Le S7000, dont nous vantions les qualités il n’y a pas si longtemps, a maintenant un grand frère : le S20 Pro.
A vue d’œil, rien de changé : même présentation, même légèreté, même prise en main parfaite – il « tombe sous la main », un peu comme un levier de vitesse chez Ferrari – et même ergonomie. L’objectif Fujinon Super EBC est toujours là, avec zoom optique 6x et digital 2,2x, ce qui l’un combiné à l’autre au format basse résolution, donne quand même un zoom de 13,2x, ce qui n’est pas rien ! Environ un 35/210 mm sur un appareil argentique 35 mm.
Ce qui a changé se voit en collant l’œil au viseur (avec correction de dioptrie – pour les myopes ou les presbytes, c’est pratique !) ou en regardant par le large écran LCD 1,8 pouces de 118000 pixels : FUJI a incorporé son nouveau capteur Super CCD SR qui délivre à l’engin 6,7 millions de pixels et une luminosité qui étonne. Le monde paraît plus clair, d’un seul coup… Evidemment, ça donne envie de mitrailler. Ou plus exactement d’attraper des petits moments de vie par-ci par-là, et de refaire version photo le fabuleux destin d’Amélie Poulain.
Avec une bonne carte mémoire, tout va bien. FUJI est un peu chiche de ce côté-là, en ne livrant avec l’appareil qu’une xD-Picture Card™ de 16 Mo. Ça fait peu : 33 clichés en basse résolution (1280 x 960 quand même) et 10 en haute définition (2832 x 2128). Heureusement, les concepteurs ont prévu un deuxième emplacement pour une carte au format Compact Flash, et là les choses vont nettement mieux : avec notre SanDisk Ultra II de 256 Mo, un honnête compromis, la réserve est de 168 clichés en haute résolution (mode 6N) - ce qui représente quand même la bagatelle de plus de 4 films 36 poses en format argentique, et de 538 en mode basse résolution (1M).
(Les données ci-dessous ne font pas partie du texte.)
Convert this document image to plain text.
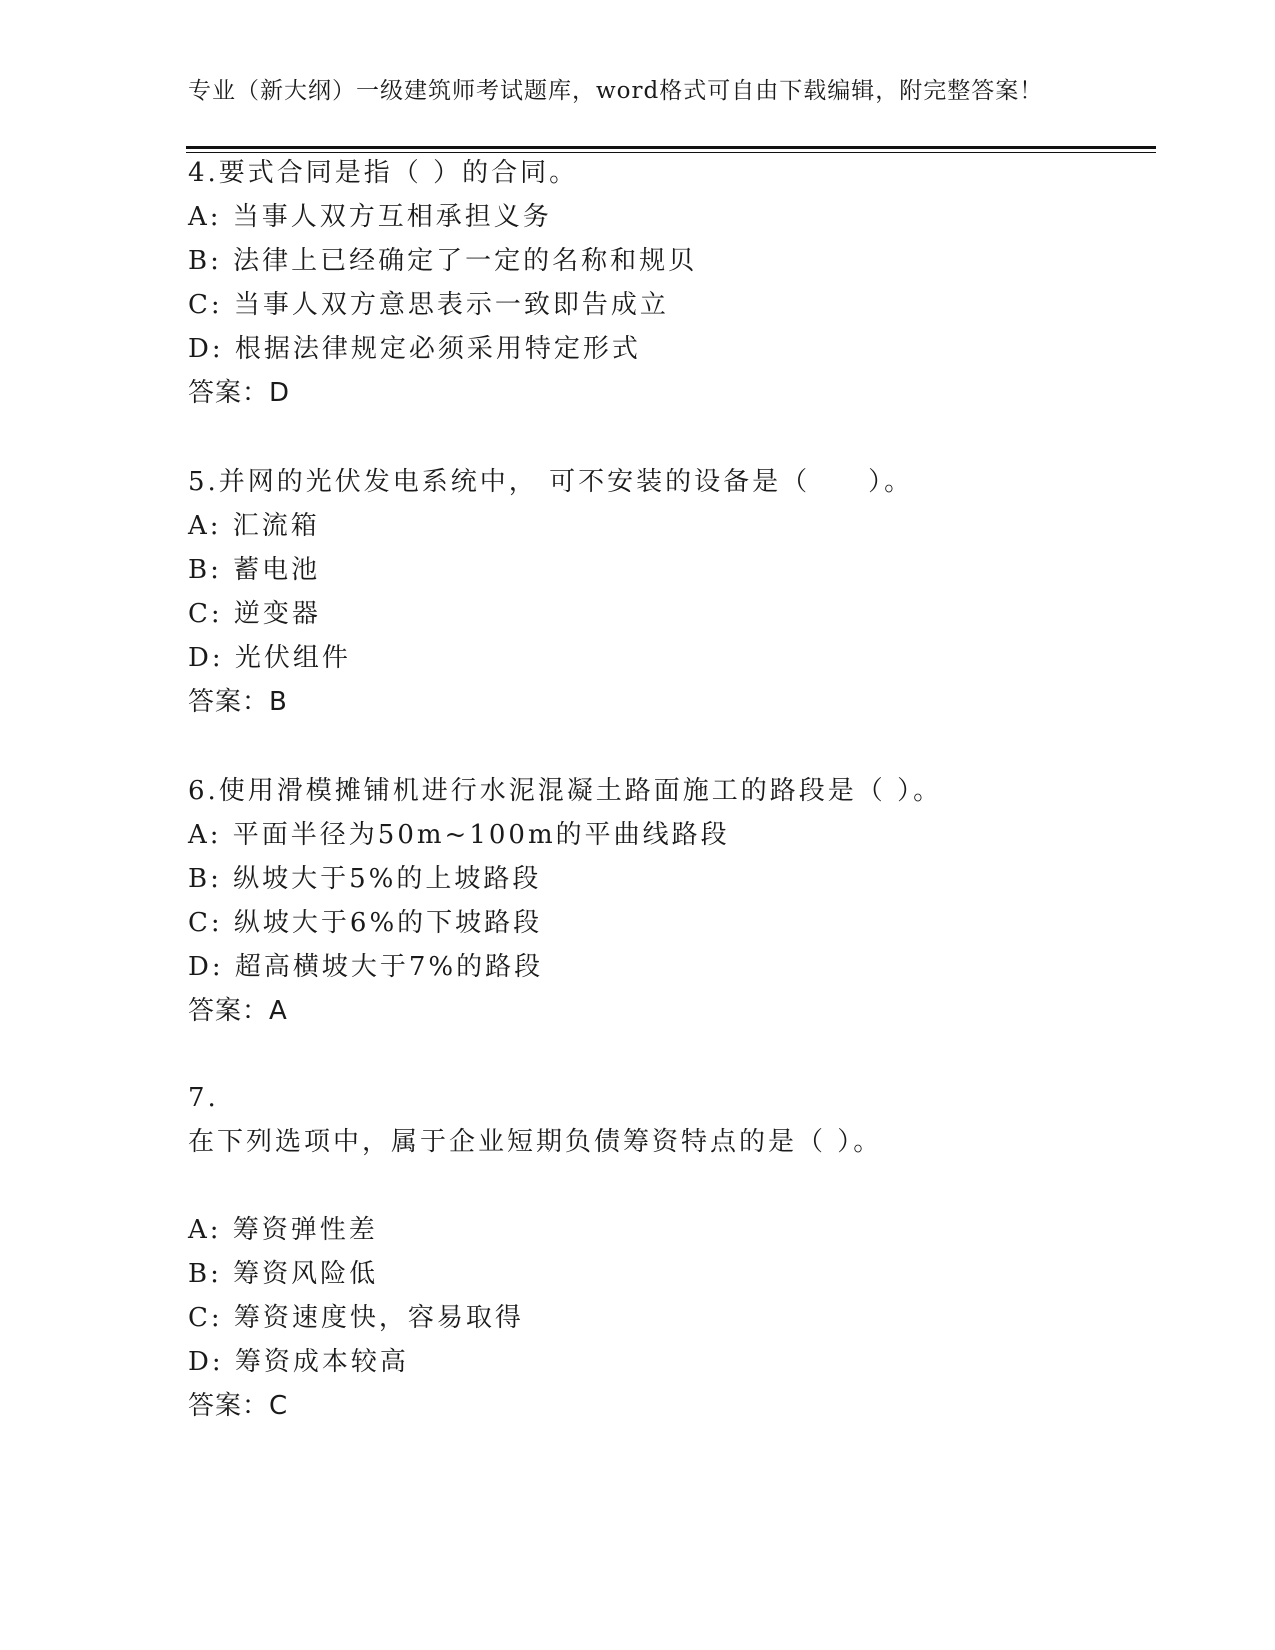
专业（新大纲）一级建筑师考试题库，word格式可自由下载编辑，附完整答案！
4.要式合同是指（ ）的合同。
A: 当事人双方互相承担义务
B: 法律上已经确定了一定的名称和规贝
C: 当事人双方意思表示一致即告成立
D: 根据法律规定必须采用特定形式
答案：D
5.并网的光伏发电系统中， 可不安装的设备是（　　）。
A: 汇流箱
B: 蓄电池
C: 逆变器
D: 光伏组件
答案：B
6.使用滑模摊铺机进行水泥混凝土路面施工的路段是（ ）。
A: 平面半径为50m~100m的平曲线路段
B: 纵坡大于5%的上坡路段
C: 纵坡大于6%的下坡路段
D: 超高横坡大于7%的路段
答案：A
7.
在下列选项中，属于企业短期负债筹资特点的是（ ）。
A: 筹资弹性差
B: 筹资风险低
C: 筹资速度快，容易取得
D: 筹资成本较高
答案：C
Si, en vacances, le moment où l’on a tendance à appuyer plus que de raison sur le déclencheur, vous dépassez ce nombre dans la journée avant de décharger la carte en revenant dans votre chambre, c’est qu’il y a un problème. Le doigt, peut-être, ou alors vous êtes un professionnel, et dans ce cas, achetez-vous une carte de plus grande capacité. Les fabricants en proposent de 1 Go, maintenant !! Quoiqu'il en soit les étourdis devraient se souvenir qu’il reste toujours la xD d’origine dans l’appareil. Ça sécurise…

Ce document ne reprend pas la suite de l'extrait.